Observation of interfacial magnetic interaction in Eu-doped BiFeO3 and YMnO3 nanocomposites

Abstract

The results of structural and magnetic properties of (1-x)Bi0.96Eu0.04FeO3-(x)YMnO3 (x = 0.0,0.25,0.50,0.75,1) nanocomposites, synthesized using physical mixing method are presented in this work. The Eu doped bismuth ferrite and yttrium manganite nanoparticles are synthesized separately and then physically mixed using hydrothermal method. The physical mixing of the parent materials helps to retain the properties of both the materials in the nanocomposites.
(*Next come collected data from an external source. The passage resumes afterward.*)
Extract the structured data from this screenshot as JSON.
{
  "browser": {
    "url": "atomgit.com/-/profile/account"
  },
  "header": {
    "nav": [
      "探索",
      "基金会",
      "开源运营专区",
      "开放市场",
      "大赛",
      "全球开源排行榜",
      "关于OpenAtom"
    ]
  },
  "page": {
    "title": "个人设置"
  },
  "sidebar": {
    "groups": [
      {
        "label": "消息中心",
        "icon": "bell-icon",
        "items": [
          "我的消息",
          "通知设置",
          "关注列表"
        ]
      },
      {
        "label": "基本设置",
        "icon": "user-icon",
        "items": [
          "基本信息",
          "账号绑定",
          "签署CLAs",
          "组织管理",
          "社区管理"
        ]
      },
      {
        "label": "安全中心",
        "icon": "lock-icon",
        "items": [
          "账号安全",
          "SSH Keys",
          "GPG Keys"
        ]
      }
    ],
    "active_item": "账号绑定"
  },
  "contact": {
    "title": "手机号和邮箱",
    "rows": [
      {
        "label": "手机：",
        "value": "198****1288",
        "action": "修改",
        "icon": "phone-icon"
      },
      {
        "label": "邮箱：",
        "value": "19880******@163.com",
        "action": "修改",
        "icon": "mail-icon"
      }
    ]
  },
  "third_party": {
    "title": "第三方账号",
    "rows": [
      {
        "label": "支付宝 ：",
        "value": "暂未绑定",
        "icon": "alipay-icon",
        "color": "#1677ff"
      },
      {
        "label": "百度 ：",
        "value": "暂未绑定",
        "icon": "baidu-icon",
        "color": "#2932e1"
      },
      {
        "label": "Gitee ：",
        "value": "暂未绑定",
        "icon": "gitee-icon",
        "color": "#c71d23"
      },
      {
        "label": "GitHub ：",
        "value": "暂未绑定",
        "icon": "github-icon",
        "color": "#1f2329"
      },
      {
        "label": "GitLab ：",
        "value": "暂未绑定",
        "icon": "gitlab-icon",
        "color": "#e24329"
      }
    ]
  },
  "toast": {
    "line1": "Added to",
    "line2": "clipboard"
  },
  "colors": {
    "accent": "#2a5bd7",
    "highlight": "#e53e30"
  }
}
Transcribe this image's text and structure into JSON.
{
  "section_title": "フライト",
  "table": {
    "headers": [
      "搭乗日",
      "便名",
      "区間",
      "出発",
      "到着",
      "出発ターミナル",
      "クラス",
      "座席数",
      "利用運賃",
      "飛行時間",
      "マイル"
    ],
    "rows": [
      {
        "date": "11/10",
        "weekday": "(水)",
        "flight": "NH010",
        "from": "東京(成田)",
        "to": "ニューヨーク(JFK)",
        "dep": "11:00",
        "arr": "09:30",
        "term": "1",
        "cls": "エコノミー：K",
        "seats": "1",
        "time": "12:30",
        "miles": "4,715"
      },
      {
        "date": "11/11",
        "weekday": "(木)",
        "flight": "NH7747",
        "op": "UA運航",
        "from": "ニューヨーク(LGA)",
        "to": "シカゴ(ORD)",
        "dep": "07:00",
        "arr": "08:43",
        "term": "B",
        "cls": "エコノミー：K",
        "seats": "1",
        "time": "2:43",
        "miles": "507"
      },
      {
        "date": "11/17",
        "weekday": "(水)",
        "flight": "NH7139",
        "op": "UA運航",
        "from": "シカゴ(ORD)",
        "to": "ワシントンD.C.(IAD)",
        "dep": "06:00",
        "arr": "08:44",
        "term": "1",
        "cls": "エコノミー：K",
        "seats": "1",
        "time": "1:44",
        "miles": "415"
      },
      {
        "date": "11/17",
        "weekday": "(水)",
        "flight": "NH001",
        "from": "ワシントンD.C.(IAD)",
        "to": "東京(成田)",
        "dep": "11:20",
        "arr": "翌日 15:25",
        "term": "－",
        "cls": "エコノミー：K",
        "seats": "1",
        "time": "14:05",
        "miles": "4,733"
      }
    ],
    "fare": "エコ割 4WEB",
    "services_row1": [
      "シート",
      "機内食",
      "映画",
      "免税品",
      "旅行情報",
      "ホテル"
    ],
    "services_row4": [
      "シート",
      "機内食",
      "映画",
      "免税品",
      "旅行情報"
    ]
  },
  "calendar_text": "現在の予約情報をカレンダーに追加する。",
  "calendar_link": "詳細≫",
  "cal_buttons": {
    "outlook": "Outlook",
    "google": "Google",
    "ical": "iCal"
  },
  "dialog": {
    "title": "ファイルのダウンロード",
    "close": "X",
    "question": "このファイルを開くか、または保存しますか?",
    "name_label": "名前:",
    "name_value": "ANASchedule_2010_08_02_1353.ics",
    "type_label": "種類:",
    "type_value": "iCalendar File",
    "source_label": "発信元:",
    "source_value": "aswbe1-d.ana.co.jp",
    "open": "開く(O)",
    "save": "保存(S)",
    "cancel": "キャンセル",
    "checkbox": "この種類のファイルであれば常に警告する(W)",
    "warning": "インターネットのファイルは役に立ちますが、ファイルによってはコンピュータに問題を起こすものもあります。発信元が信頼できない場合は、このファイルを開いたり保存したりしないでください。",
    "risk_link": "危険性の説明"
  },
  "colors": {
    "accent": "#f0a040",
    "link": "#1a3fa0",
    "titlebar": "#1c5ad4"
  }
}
XRD patterns show the presence of both phases (R3c and P63cm) in the nanocomposites, without any structural distortion or presence of other intermediate phases. Morphological analysis of the samples is done using FESEM and HRTEM techniques. The FESEM results show that the particles in the parent as well as nanocomposites are irregularly distributed with agglomeration of particles in Eu doped BiFeO3 and the nanocomposite (BY-50). The interplanar distances corresponding to crystal planes of both phases are calculated for BY-50 nanocomposite from the HRTEM results. Chemical state analysis of BY-50, using XPS confirms the formation of nanocomposite. Multiple valence states for Fe (Fe2+ and Fe3+) and Mn (Mn2+, Mn3+ and Mn4+) are formed as a result of charge compensation phenomenon. The dominant Fe3+ and Mn3+ plays an important role in the magnetic properties of nanocomposites. Magnetic studies on the parent as well as the nanocomposites are done using room-temperature VSM. The M−H loops show wasp-waisted nature with the presence of weak ferromagnetism along with anti-ferromagnetic or paramagnetic ordering. The constricted nature of loops has been confirmed using ΔH (loop-width) versus M (magnetization) loops. The addition of YMnO3 in the nanocomposites slightly increases the maximum magnetization from 0.149 emu/g for Eu doped BiFeO3 nanoparticles to 0.364 emu/g for BY-75 nanocomposites. The maximum magnetization in the nanocomposites increases because of the constructive alignment of the spins at the interface. The presence of interfacial magnetic interaction in the samples has been corroborated through room-temperature X-band ESR analysis.